Look at your last meeting. More AI notetakers than people. Otter, Fireflies, Gong sitting silently. Digital participants outnumbering humans. The meeting ends. Everyone waits for the AI summary. Nobody wants to trust their own memory anymore.
Power users spend two hours daily on ChatGPT. Not searching. Talking. Meanwhile they ghost friends, claiming they’re “too busy.” The retention data shows the real story: people return to AI with a reliability they don’t offer human friends. No scheduling. No reciprocity. No exhaustion from being an audience while needing one.
We trained for this. Customer service bots never judge. Meeting transcripts remember everything. Therapy apps keep perfect secrets.
2025 is when it accelerates. Delphi creates digital doubles today. Upload yourself, get back you without the inconvenient parts. Listen Labs runs your user interviews. Fyxer sends your emails. The work behind the work vanishes.
“Talk to my twin” becomes the new “Google it.” Except it’s you, optimized.
Watch where we draw the line. AI handles logistics, humans handle meaning. Your friend vents to ChatGPT about work stress but calls you when their parent gets sick. Efficiency where it helps, humanity where it matters.
Work twins arrive this year. Status updates, knowledge transfer, routine meetings. All the performative availability that burns us out moves to machines. Humans become the premium upgrade for decisions that matter.
You’ll create one because the network demands it. Your boss’s twin runs check-ins. Your mentor’s twin handles office hours. Being the only human responding feels archaic.
When every interaction becomes optional, showing up means something. No more guilt dinners. No more networking theater. Physical presence becomes signal, not noise.
Every roleplay prompt proves what we already knew. We don’t want people. We want perfect performances of people. Always available, never tired, infinitely patient. Connection without cost, audience without burden.

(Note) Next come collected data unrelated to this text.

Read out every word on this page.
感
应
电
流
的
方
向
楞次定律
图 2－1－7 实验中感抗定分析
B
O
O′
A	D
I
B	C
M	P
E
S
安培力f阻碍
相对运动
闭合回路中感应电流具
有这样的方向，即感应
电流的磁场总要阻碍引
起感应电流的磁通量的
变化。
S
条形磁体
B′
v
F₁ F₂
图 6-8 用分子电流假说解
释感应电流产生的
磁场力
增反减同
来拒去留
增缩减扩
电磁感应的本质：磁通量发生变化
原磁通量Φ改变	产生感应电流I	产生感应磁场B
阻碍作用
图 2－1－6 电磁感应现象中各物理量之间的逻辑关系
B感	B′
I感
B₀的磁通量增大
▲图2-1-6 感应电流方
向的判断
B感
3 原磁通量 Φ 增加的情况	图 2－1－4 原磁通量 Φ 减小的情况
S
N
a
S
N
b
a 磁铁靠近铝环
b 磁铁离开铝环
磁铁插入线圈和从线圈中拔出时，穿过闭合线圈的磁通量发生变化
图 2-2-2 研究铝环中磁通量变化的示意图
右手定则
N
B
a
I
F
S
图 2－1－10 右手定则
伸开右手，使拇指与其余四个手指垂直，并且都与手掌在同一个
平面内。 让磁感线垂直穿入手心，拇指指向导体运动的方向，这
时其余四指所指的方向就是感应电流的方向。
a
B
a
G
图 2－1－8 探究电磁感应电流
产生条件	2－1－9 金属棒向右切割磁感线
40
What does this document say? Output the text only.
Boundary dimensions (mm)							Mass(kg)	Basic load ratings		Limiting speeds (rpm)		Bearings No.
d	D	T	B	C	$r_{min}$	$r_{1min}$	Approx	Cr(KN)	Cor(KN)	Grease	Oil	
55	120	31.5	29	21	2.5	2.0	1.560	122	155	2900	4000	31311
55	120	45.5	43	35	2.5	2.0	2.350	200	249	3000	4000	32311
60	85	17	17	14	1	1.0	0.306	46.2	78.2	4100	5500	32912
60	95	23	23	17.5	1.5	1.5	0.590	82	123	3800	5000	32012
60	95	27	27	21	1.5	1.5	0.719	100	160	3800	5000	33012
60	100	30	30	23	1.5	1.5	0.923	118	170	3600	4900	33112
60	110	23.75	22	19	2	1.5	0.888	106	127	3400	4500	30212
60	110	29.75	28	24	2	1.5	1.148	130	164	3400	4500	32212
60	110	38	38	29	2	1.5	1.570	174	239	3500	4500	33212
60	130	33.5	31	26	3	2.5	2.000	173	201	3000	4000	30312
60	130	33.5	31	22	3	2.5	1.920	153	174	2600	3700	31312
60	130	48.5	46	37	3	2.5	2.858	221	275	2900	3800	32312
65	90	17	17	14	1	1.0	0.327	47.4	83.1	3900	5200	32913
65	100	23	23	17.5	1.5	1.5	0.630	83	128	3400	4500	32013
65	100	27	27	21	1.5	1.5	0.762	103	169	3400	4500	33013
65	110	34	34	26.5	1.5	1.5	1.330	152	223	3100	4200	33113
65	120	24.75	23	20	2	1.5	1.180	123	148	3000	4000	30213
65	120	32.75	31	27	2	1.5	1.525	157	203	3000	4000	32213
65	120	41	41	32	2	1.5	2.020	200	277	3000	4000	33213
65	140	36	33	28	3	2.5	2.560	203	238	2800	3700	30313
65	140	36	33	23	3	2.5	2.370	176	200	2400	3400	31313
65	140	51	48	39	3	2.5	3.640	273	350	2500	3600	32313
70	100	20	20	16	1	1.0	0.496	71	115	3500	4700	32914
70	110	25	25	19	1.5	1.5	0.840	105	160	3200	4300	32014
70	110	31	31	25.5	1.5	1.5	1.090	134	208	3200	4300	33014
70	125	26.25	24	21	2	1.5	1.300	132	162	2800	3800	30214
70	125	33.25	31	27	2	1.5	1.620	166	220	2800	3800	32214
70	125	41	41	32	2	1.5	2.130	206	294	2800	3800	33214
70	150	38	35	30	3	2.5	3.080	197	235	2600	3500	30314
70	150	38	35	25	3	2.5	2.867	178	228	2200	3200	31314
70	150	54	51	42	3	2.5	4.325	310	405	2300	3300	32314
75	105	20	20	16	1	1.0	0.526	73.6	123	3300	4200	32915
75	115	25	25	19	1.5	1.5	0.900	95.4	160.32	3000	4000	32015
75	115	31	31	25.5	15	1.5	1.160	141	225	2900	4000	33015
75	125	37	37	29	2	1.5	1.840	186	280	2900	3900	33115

Physical presence becomes the new handwritten letter. Precious because it’s inefficient. When you could send your twin but show up yourself, that choice speaks louder than words.
The machines handle the noise. Humans become the signal. We’re about to find out what happens when showing up becomes a choice.
This is a lovely post Nikunj. I appreciate your writing as always. As someone part of a fast growing company's AI council, I see many of the changes that you talk about first hand and you have also given me ideas that we could potentially implement.
You assume that individuals using AI know exactly what is signal vs what is noise and when they need to show up to demonstrate their humanity vs when not to. But I believe this will be a long and windy path. It would take us a long time to figure it out and in the mean time, there will be a world of pain to endure. A short term pain for a long term gain for use but pain nevertheless.
The greatest strength humans have is emotional intelligence. I know we’re not as efficient or precise as AI in many areas today. The day AI can mimic the unpredictability and emotional depth of humans, things might take a darker turn.
That being said, a world where many things become optional isn’t far off.